Courrier des lecteurs, publié le 12 juin 2023 (Tribune de Genève)

  L’esplanade Alice-Bailly, juste devant la Comédie de Genève.

La décision annoncée la veille de la première de la pièce «Les Émigrants» crée une stupéfaction titanesque, loin au-delà des frontières genevoises.

La direction de la Comédie, qui avait engagé Krystian Lupa, metteur en scène polonais mondialement connu, disciple de Tadeusz Kantor, savait que ce metteur en scène, qualifié dans «Le Temps» de «génie de la scène», sortait des cadres habituels, et qu’en le faisant venir à Genève elle s’engageait à suivre les indications d’une mise en scène où acteurs et techniciens sont mis en danger. S’inspirant de la méthode de Stanislavski, Krystian Lupa construit la pièce sans filet en tissant son texte au jour le jour lors des répétitions.

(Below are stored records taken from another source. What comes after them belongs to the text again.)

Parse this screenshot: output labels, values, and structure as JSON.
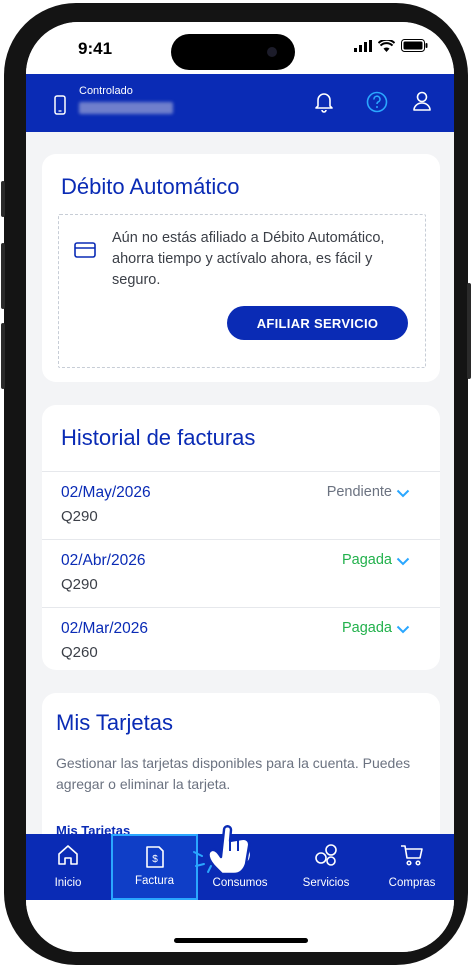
{
  "status_bar": {
    "time": "9:41"
  },
  "header": {
    "subtitle": "Controlado"
  },
  "debito": {
    "title": "Débito Automático",
    "message": "Aún no estás afiliado a Débito Automático, ahorra tiempo y actívalo ahora, es fácil y seguro.",
    "button": "AFILIAR SERVICIO"
  },
  "historial": {
    "title": "Historial de facturas",
    "rows": [
      {
        "date": "02/May/2026",
        "amount": "Q290",
        "status": "Pendiente",
        "status_color": "#6b7280"
      },
      {
        "date": "02/Abr/2026",
        "amount": "Q290",
        "status": "Pagada",
        "status_color": "#22b14c"
      },
      {
        "date": "02/Mar/2026",
        "amount": "Q260",
        "status": "Pagada",
        "status_color": "#22b14c"
      }
    ]
  },
  "tarjetas": {
    "title": "Mis Tarjetas",
    "description": "Gestionar las tarjetas disponibles para la cuenta. Puedes agregar o eliminar la tarjeta.",
    "subheading": "Mis Tarjetas"
  },
  "tabs": [
    {
      "label": "Inicio",
      "icon": "home-icon"
    },
    {
      "label": "Factura",
      "icon": "invoice-icon",
      "active": true
    },
    {
      "label": "Consumos",
      "icon": "usage-icon"
    },
    {
      "label": "Servicios",
      "icon": "services-icon"
    },
    {
      "label": "Compras",
      "icon": "cart-icon"
    }
  ],
  "colors": {
    "brand": "#0a2bb5",
    "accent": "#2aa7ff",
    "paid": "#22b14c"
  }
}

Bref, l’annulation de cette pièce, qui devait renforcer le prestige de la «Nouvelle Comédie» et être un cadeau non seulement pour les Genevois, mais pour tous les amoureux du théâtre (puisque cette pièce devait partir en tournée à Avignon, à Paris, à Milan…), est un flop magistral qui crée de graves préjudices. Des préjudices financiers – on parle de 1 million de perte, qui sera à la charge des contribuables genevois –, mais plus encore un tort moral pour les comédiens qui ont travaillé pendant trois mois et dû certainement renoncer à d’autres contrats en vue des tournées prévues, dont celle prestigieuse à Avignon.

«On peut s’étonner que la Comédie n’ait pas réussi à mettre en place une médiation pour éviter ce cafouillage de dernière minute.»

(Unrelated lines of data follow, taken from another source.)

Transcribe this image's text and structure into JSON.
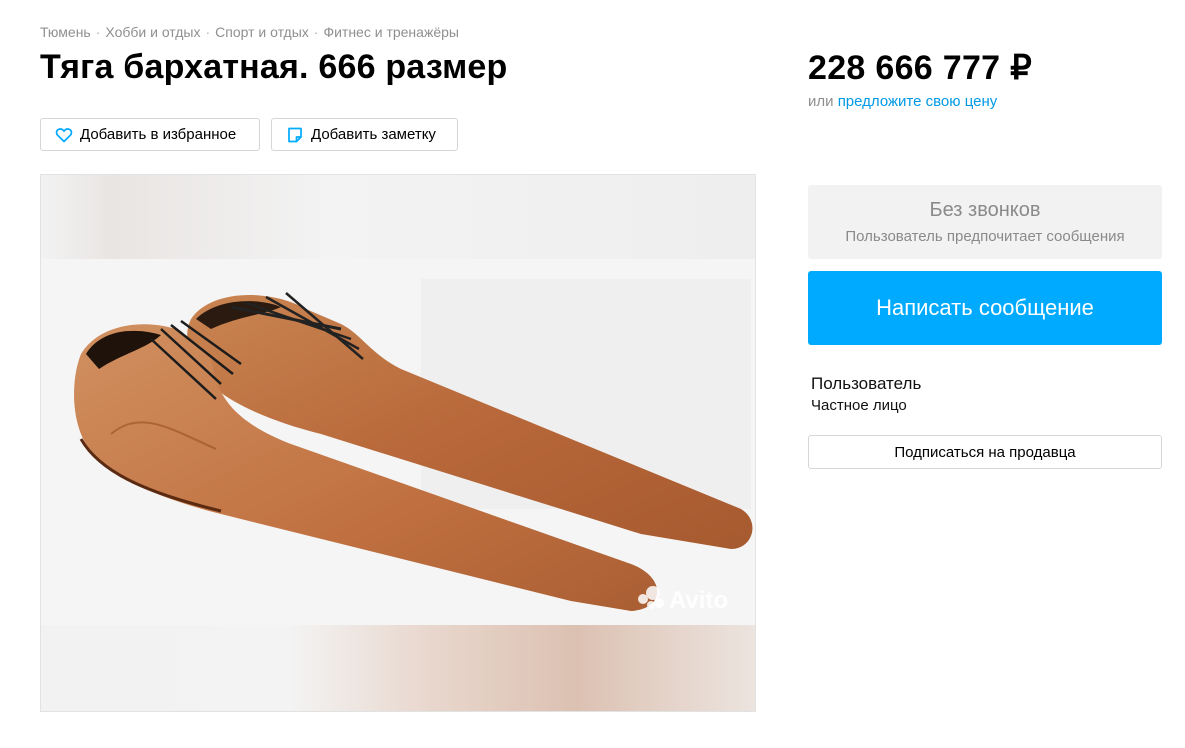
{
  "breadcrumbs": [
    "Тюмень",
    "Хобби и отдых",
    "Спорт и отдых",
    "Фитнес и тренажёры"
  ],
  "breadcrumb_separator": "·",
  "listing": {
    "title": "Тяга бархатная. 666 размер",
    "price": "228 666 777 ₽",
    "offer_prefix": "или",
    "offer_link": "предложите свою цену"
  },
  "actions": {
    "favorite_label": "Добавить в избранное",
    "note_label": "Добавить заметку"
  },
  "gallery": {
    "watermark": "Avito",
    "image_subject": "shoes"
  },
  "contact": {
    "no_calls_title": "Без звонков",
    "no_calls_subtitle": "Пользователь предпочитает сообщения",
    "message_button": "Написать сообщение"
  },
  "seller": {
    "name": "Пользователь",
    "type": "Частное лицо",
    "subscribe_button": "Подписаться на продавца"
  },
  "colors": {
    "accent": "#00aaff",
    "link": "#0099e6",
    "muted_text": "#8f8f8f",
    "leather": "#b8683a"
  },
  "icons": [
    "heart-icon",
    "note-icon"
  ]
}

De l’extérieur, il est difficile de comprendre ce qui s’est exactement passé. Mais on peut tout de même s’étonner que la Comédie, gérée par une fondation dont la présidente est avocate, n’ait pas réussi à mettre en place une médiation pour éviter ce cafouillage de dernière minute.

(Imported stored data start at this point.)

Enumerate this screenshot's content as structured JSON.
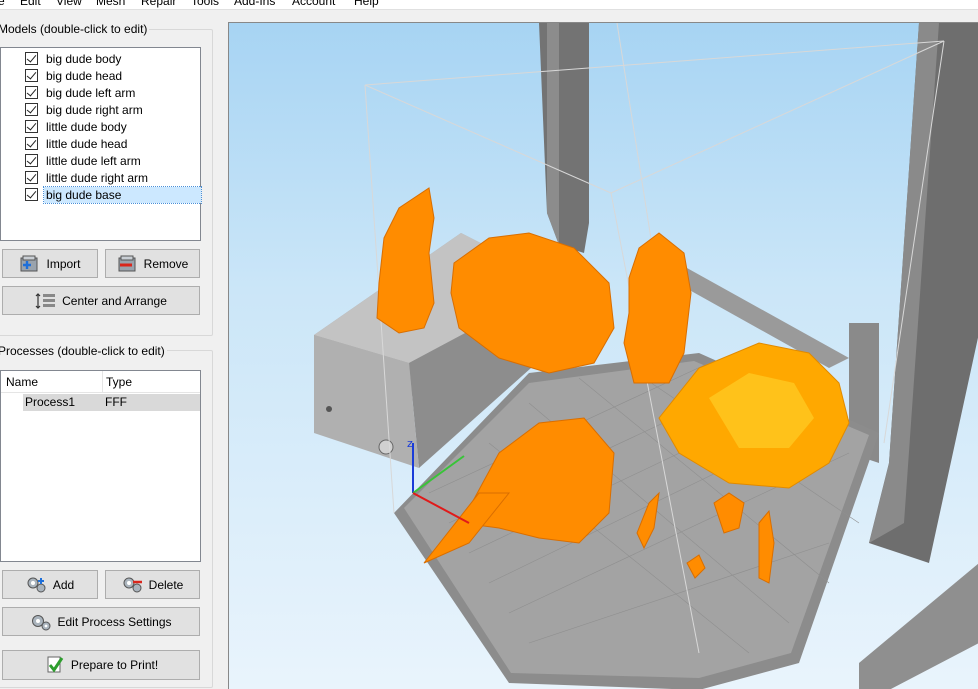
{
  "menu": [
    "e",
    "Edit",
    "View",
    "Mesh",
    "Repair",
    "Tools",
    "Add-Ins",
    "Account",
    "Help"
  ],
  "models_panel": {
    "title": "Models (double-click to edit)",
    "items": [
      {
        "label": "big dude body",
        "checked": true
      },
      {
        "label": "big dude head",
        "checked": true
      },
      {
        "label": "big dude left arm",
        "checked": true
      },
      {
        "label": "big dude right arm",
        "checked": true
      },
      {
        "label": "little dude body",
        "checked": true
      },
      {
        "label": "little dude head",
        "checked": true
      },
      {
        "label": "little dude left arm",
        "checked": true
      },
      {
        "label": "little dude right arm",
        "checked": true
      },
      {
        "label": "big dude base",
        "checked": true,
        "selected": true
      }
    ],
    "import_label": "Import",
    "remove_label": "Remove",
    "center_label": "Center and Arrange"
  },
  "processes_panel": {
    "title": "Processes (double-click to edit)",
    "col_name": "Name",
    "col_type": "Type",
    "rows": [
      {
        "name": "Process1",
        "type": "FFF"
      }
    ],
    "add_label": "Add",
    "delete_label": "Delete",
    "edit_label": "Edit Process Settings",
    "prepare_label": "Prepare to Print!"
  },
  "viewport": {
    "model_color": "#ff8c00",
    "selected_color": "#ffb000",
    "bed_color": "#8c8c8c",
    "frame_color": "#7a7a7a"
  }
}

La direction de la Comédie et le magistrat en charge de la Culture en Ville de Genève, Sami Kanaan, évoquent des problèmes de maltraitance de l’équipe technique et parlent de dignité. Mais où sont la dignité et le respect lorsque l’équipe technique débordée demande l’annulation de ce spectacle sans consulter l’équipe artistique, qui, elle, refusait cette annulation qui leur crée un tel préjudice. Apparemment, les comédiens, eux, ont été enchantés de travailler avec Krystian Lupa, qui les sort de leur zone de confort pour qu’ils puissent donner des moments de grâce sur les planches qui auraient bouleversé les spectateurs.

Toute ma pensée va aux comédiens qui ont été empêchés d’exercer leur art avec cette décision si brutale.